Su interior me dejó sorprendida, dado que a diferencia de las iglesias del centro de Puebla, ésta poseía una arquitectura sumamente sencilla. En su interior no abundaba el estilo barroco, todo lo contrario: la iglesia estaba conformada por fuertes de madera, confesionarios, adornos pintados de dorado en vez de oro, y un sencillo altar que contaba con la imagen del santo patrono San Francisco de Asís, la Virgen María y Jesucristo crucificado.


Sus paredes lucían descuidadas, en ellas se apreciaban rastros de pintura que hace algún tiempo fue de color crema. Era un templo incomparable con la parroquia de San Pedro y San Pablo, ubicada a 5 minutos del exconvento, la cual se caracteriza por contar con un estilo barroco sobrio indígena o Tequitqui.

Al salir de ambos templos, nos dividimos en grupos. Daniela y yo decidimos ir a desayunar al mercado. Mientras caminábamos por las calles nos sentíamos sumamente felices.
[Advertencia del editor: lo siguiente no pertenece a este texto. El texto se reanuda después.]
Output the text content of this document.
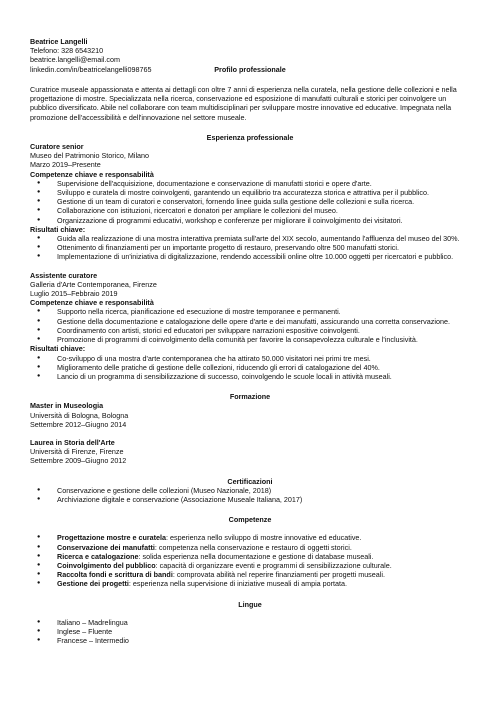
Beatrice Langelli
Telefono: 328 6543210
beatrice.langelli@email.com
linkedin.com/in/beatricelangelli098765	Profilo professionale

Curatrice museale appassionata e attenta ai dettagli con oltre 7 anni di esperienza nella curatela, nella gestione delle collezioni e nella progettazione di mostre. Specializzata nella ricerca, conservazione ed esposizione di manufatti culturali e storici per coinvolgere un pubblico diversificato. Abile nel collaborare con team multidisciplinari per sviluppare mostre innovative ed educative. Impegnata nella promozione dell'accessibilità e dell'innovazione nel settore museale.

Esperienza professionale
Curatore senior
Museo del Patrimonio Storico, Milano
Marzo 2019–Presente
Competenze chiave e responsabilità
● Supervisione dell'acquisizione, documentazione e conservazione di manufatti storici e opere d'arte.
● Sviluppo e curatela di mostre coinvolgenti, garantendo un equilibrio tra accuratezza storica e attrattiva per il pubblico.
● Gestione di un team di curatori e conservatori, fornendo linee guida sulla gestione delle collezioni e sulla ricerca.
● Collaborazione con istituzioni, ricercatori e donatori per ampliare le collezioni del museo.
● Organizzazione di programmi educativi, workshop e conferenze per migliorare il coinvolgimento dei visitatori.
Risultati chiave:
● Guida alla realizzazione di una mostra interattiva premiata sull'arte del XIX secolo, aumentando l'affluenza del museo del 30%.
● Ottenimento di finanziamenti per un importante progetto di restauro, preservando oltre 500 manufatti storici.
● Implementazione di un'iniziativa di digitalizzazione, rendendo accessibili online oltre 10.000 oggetti per ricercatori e pubblico.
Assistente curatore
Galleria d'Arte Contemporanea, Firenze
Luglio 2015–Febbraio 2019
Competenze chiave e responsabilità
● Supporto nella ricerca, pianificazione ed esecuzione di mostre temporanee e permanenti.
● Gestione della documentazione e catalogazione delle opere d'arte e dei manufatti, assicurando una corretta conservazione.
● Coordinamento con artisti, storici ed educatori per sviluppare narrazioni espositive coinvolgenti.
● Promozione di programmi di coinvolgimento della comunità per favorire la consapevolezza culturale e l'inclusività.
Risultati chiave:
● Co-sviluppo di una mostra d'arte contemporanea che ha attirato 50.000 visitatori nei primi tre mesi.
● Miglioramento delle pratiche di gestione delle collezioni, riducendo gli errori di catalogazione del 40%.
● Lancio di un programma di sensibilizzazione di successo, coinvolgendo le scuole locali in attività museali.
Formazione
Master in Museologia
Università di Bologna, Bologna
Settembre 2012–Giugno 2014
Laurea in Storia dell'Arte
Università di Firenze, Firenze
Settembre 2009–Giugno 2012
Certificazioni
● Conservazione e gestione delle collezioni (Museo Nazionale, 2018)
● Archiviazione digitale e conservazione (Associazione Museale Italiana, 2017)
Competenze
● Progettazione mostre e curatela: esperienza nello sviluppo di mostre innovative ed educative.
● Conservazione dei manufatti: competenza nella conservazione e restauro di oggetti storici.
● Ricerca e catalogazione: solida esperienza nella documentazione e gestione di database museali.
● Coinvolgimento del pubblico: capacità di organizzare eventi e programmi di sensibilizzazione culturale.
● Raccolta fondi e scrittura di bandi: comprovata abilità nel reperire finanziamenti per progetti museali.
● Gestione dei progetti: esperienza nella supervisione di iniziative museali di ampia portata.
Lingue
● Italiano – Madrelingua
● Inglese – Fluente
● Francese – Intermedio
El frio se había vuelto una característica deliciosa del lugar, las casas pintadas de colores y los negocios antiguos le daban un toque tan único que revelaba la magia del pueblo. No quería irme nunca.

El mercado abarcaba una cuadra completa: por fuera se vendían flores y por dentro frutas, verduras, carne fresca y productos de primera necesidad. El área de comida era un mar de olores: el aroma a salsa, caldo, mole y masa se mezclaban en el ambiente de tal manera que era imposible escoger una opción. Al tomar asiento elegí una orden de tlacoyos especiales del menú. Nunca imaginé que esa sería la mejor elección de mi vida: cuatro tlacoyos de frijol bañados en salsa verde con pollo deshebrado, queso, crema y aguacate hicieron de mi estadía en Zacatlán una experiencia gastronómica extraordinaria.
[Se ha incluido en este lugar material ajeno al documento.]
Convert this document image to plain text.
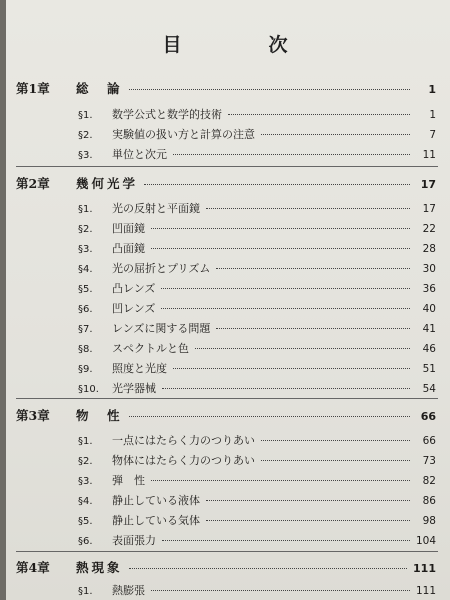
目　次
第1章	総　論	1
§1.	数学公式と数学的技術	1
§2.	実験値の扱い方と計算の注意	7
§3.	単位と次元	11
第2章	幾何光学	17
§1.	光の反射と平面鏡	17
§2.	凹面鏡	22
§3.	凸面鏡	28
§4.	光の屈折とプリズム	30
§5.	凸レンズ	36
§6.	凹レンズ	40
§7.	レンズに関する問題	41
§8.	スペクトルと色	46
§9.	照度と光度	51
§10.	光学器械	54
第3章	物　性	66
§1.	一点にはたらく力のつりあい	66
§2.	物体にはたらく力のつりあい	73
§3.	弾　性	82
§4.	静止している液体	86
§5.	静止している気体	98
§6.	表面張力	104
第4章	熱現象	111
§1.	熱膨張	111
Al salir del mercado nos dirigimos a comprar productos de la región. El refresco de manzana y el rompope de sabores eran de los productos más populares de la zona. Para mi sorpresa había numerosos locales que vendían el refresco oficial de Zacatlán, el cual promocionaban como único en el mundo. Tras probarlo me prometí no volver a tomar refrescos comerciales de manzana, dado que entre ellos no había uno solo que se pudiera comparar con el fantástico Delison.


En el local abundaban también refrescos de moras, durazno, cerveza de manzana, fruta deshidratada, salsas, licores, rompopes, camotes, destapadores, tazas, llaveros, etc. Al salir del lugar todos llevábamos en nuestras manos numerosos productos de la zona. Comprar y consumir en México asegura que el mercado nacional crezca y se extienda de tal manera que nuestros paisanos se y nos beneficien con productos de calidad incomparable.

El tiempo había terminado y debíamos volver. No me retiré de aquel hermoso lugar sin antes prometerme volver para visitar sus calles y conocer con más detenimiento sus atractivos principales: el mirador, el museo del vino, el museo del reloj, entre otros tantos lugares que se ocultan entre la misteriosa neblina.